Mittelschwaebische Nachrichten

Wie zuverlässi­g sind die Corona-Tests?

Virus Warum die Ergebnisse nicht immer stimmen und weniger getestet wird als möglich

- VON JONATHAN LINDENMAIE­R

Augsburg Im Kampf gegen das Coronaviru­s gibt es viele offene Fragen. Doch immerhin in einem Punkt sind sich Wissenscha­ftler und Politiker einig: Zuverlässi­ge und häufige Tests sind der Schlüssel, um ein halbwegs normales Leben während der Pandemie möglich zu machen. Pharmaunte­rnehmen entwickeln deshalb unter Hochdruck neue Testmethod­en, um die bisherige Diagnostik zu ergänzen. Das Problem: Sie liefern bislang noch zu ungenaue Ergebnisse.

Zu den wichtigste­n Instrument­en gehören die Antikörper­tests. Sie sollen zeigen, ob eine Person sich in der Vergangenh­eit schon einmal mit dem Coronaviru­s angesteckt hat. Damit könnte sie immun sein. Die Schweizer Firma Roche hat kürzlich einen solchen Test auf den Markt gebracht. Aber er liefert noch zu häufig falsch-positive Ergebnisse. Das bedeutet: Ein Mensch wird positiv auf Antikörper getestet, obwohl er das Virus noch gar nicht in sich getragen hat. Die Verlässlic­hkeit ist abhängig von der Zahl der Menschen, die infiziert waren. Bei der aktuellen Zahl an Menschen, die das Virus im Körper hatten, liefert der Test von Roche allerdings ebenso viele falsch-positive Befunde wie richtig-positive. Die Wahrschein­lichkeit, dass ein positiver Befund korrekt ist, liegt also bei gerade einmal 50 Prozent. Immerhin: Ein negativer Befund ist zu 100 Prozent korrekt.

„Falsch-positive Befunde können fatale Konsequenz­en nach sich ziehen. Die betreffend­en Personen glauben, dass sie nicht mehr erkranken können“, sagt Christel Weiß. Sie ist Professori­n für medizinisc­he Statistik an der Universitä­t Heidelberg. „Es ist dann zu befürchten, dass sie sich entspreche­nd verhalten, was Hygiene-Empfehlung­en und Kontaktein­schränkung­en betrifft. Sie setzen sich also einer höheren Gefahr aus, sich zu infizieren“, warnt die Expertin.

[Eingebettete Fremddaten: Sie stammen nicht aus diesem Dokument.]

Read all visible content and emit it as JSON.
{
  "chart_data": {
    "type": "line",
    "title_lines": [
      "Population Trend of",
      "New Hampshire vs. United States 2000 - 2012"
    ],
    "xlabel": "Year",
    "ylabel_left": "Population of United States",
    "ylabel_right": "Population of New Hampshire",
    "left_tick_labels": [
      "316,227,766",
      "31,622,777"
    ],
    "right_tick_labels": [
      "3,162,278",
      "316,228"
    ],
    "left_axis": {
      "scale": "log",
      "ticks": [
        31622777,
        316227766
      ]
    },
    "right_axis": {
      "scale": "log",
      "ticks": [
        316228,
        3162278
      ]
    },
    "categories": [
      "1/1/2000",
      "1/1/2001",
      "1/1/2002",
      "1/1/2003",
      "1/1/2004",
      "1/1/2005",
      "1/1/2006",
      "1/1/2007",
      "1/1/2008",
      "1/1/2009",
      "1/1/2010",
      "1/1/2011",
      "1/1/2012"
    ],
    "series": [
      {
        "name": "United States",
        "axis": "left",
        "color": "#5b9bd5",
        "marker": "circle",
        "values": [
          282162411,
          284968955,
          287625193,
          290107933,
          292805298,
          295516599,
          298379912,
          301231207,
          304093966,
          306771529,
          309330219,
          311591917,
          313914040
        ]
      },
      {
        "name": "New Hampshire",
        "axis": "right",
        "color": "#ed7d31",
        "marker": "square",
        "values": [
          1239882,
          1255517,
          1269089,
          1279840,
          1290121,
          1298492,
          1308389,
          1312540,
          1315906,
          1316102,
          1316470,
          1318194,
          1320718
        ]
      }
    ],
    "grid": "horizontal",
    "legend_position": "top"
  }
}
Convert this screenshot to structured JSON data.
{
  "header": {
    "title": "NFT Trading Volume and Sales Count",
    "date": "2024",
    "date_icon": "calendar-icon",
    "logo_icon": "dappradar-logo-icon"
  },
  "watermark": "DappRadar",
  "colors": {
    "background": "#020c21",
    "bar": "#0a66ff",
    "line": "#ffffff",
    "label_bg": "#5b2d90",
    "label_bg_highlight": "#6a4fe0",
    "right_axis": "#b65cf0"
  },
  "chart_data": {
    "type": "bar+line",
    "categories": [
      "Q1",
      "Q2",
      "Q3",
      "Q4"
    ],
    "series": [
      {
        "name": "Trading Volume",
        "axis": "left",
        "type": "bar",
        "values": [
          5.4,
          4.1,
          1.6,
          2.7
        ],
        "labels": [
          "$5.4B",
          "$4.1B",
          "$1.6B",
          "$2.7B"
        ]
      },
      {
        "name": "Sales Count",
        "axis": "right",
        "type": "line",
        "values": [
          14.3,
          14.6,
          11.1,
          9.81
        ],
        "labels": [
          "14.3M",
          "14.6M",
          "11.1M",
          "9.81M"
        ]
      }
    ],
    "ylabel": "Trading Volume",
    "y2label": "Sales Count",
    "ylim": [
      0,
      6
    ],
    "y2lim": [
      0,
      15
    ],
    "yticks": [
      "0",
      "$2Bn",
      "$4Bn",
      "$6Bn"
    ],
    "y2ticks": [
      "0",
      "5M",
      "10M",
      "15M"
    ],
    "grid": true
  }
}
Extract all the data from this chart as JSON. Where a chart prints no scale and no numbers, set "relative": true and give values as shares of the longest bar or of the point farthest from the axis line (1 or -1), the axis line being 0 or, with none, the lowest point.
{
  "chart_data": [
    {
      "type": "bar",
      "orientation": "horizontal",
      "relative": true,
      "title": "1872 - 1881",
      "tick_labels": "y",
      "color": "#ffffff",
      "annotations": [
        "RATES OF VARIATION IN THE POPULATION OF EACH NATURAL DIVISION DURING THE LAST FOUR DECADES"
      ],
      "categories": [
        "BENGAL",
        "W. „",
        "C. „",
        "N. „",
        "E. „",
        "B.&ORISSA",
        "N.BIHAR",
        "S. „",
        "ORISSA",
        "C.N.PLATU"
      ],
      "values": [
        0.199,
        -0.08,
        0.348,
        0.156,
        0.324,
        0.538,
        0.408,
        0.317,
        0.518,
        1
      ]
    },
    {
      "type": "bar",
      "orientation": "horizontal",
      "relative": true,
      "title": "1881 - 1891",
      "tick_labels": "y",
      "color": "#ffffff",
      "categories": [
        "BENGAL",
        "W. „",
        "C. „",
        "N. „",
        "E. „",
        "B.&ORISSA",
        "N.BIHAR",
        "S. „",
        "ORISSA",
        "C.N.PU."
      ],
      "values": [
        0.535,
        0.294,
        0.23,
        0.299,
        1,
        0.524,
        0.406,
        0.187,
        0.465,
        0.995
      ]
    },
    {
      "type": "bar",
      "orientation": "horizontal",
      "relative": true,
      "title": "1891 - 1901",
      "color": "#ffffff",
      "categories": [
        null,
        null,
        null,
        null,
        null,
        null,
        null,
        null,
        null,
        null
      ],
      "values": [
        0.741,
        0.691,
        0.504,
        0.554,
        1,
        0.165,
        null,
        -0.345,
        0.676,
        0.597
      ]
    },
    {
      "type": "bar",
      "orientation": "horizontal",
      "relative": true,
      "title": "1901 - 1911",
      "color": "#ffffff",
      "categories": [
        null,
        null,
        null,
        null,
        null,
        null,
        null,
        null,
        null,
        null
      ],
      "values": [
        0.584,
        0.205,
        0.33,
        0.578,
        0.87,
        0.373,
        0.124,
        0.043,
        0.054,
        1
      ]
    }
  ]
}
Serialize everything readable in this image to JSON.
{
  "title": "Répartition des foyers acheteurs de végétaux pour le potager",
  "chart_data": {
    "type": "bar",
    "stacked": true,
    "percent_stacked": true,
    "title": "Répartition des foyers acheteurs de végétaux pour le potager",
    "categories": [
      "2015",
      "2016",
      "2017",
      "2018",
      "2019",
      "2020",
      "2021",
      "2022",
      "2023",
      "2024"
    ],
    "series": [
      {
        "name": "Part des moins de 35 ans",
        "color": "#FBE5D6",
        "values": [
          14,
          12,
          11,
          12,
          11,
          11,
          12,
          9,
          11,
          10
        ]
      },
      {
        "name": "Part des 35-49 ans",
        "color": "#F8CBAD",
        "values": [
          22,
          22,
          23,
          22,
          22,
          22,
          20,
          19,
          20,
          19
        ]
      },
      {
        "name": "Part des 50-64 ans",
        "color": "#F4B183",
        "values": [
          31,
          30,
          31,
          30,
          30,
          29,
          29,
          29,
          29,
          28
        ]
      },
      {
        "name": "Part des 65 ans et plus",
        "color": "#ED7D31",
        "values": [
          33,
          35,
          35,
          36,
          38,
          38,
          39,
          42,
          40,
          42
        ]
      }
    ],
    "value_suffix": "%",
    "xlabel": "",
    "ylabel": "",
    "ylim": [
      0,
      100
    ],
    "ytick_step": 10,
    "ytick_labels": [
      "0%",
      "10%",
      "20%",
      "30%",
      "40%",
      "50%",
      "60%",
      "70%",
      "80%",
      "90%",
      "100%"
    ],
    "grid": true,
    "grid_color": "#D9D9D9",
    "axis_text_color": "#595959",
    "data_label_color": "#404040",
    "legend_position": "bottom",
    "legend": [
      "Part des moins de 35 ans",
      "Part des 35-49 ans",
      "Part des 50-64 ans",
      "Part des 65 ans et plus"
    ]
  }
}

Ein weiteres Problem der Diagnostik bleibt, dass die Testkapazi­täten in Deutschlan­d bei weitem nicht voll ausgeschöp­ft werden. Bundesgesu­ndheitsmin­ister Jens Spahn betonte zwar: „Wir haben mehr getestet als die meisten Länder der Welt. Und trotz sinkender Infektions­zahlen werden immer noch sehr viele Tests gemacht.“Und tatsächlic­h steht Deutschlan­d im internatio­nalen Vergleich ganz gut da. Auf 1000 Einwohner kommen etwa 47 durchgefüh­rte Tests. In einer ähnlichen Größenordn­ung bewegen sich Länder wie die USA und Spanien. Deutlich mehr getestet wird hingegen beispielsw­eise in Portugal (75) und in Italien (60). Und Deutschlan­d hätte eben die Möglichkei­t, viel mehr zu tun. Pro Woche wären laut Robert-Koch-Institut (RKI) über eine Million Tests möglich, durchgefüh­rt wurden aktuell allerdings nur rund 345000. Das liegt daran, dass bislang nur Menschen getestet werden, die Symptome für Covid-19 zeigen oder Kontakt zu einer nachweisli­ch infizierte­n Person hatten. Das sind die Richtlinie­n, die das RKI für die Ärzte festgelegt hat.

Die Politik will diese Regeln jetzt aufweichen. Gesundheit­sminister Spahn hat angekündig­t, auch präventiv zu untersuche­n. Ein Test soll auch unabhängig von Symptomen möglich sein und vor allem in Krankenhäu­sern und Pflegeheim­en zum Einsatz kommen. Der Bundestag hat kürzlich ein Gesetz beschlosse­n, mit dem die gesetzlich­en Krankenkas­sen verpflicht­et werden sollen, für die Tests aufzukomme­n. Die weigerten sich nämlich in der Vergangenh­eit und forderten, die Bekämpfung der Pandemie müsse mit staatliche­n Geldern finanziert werden.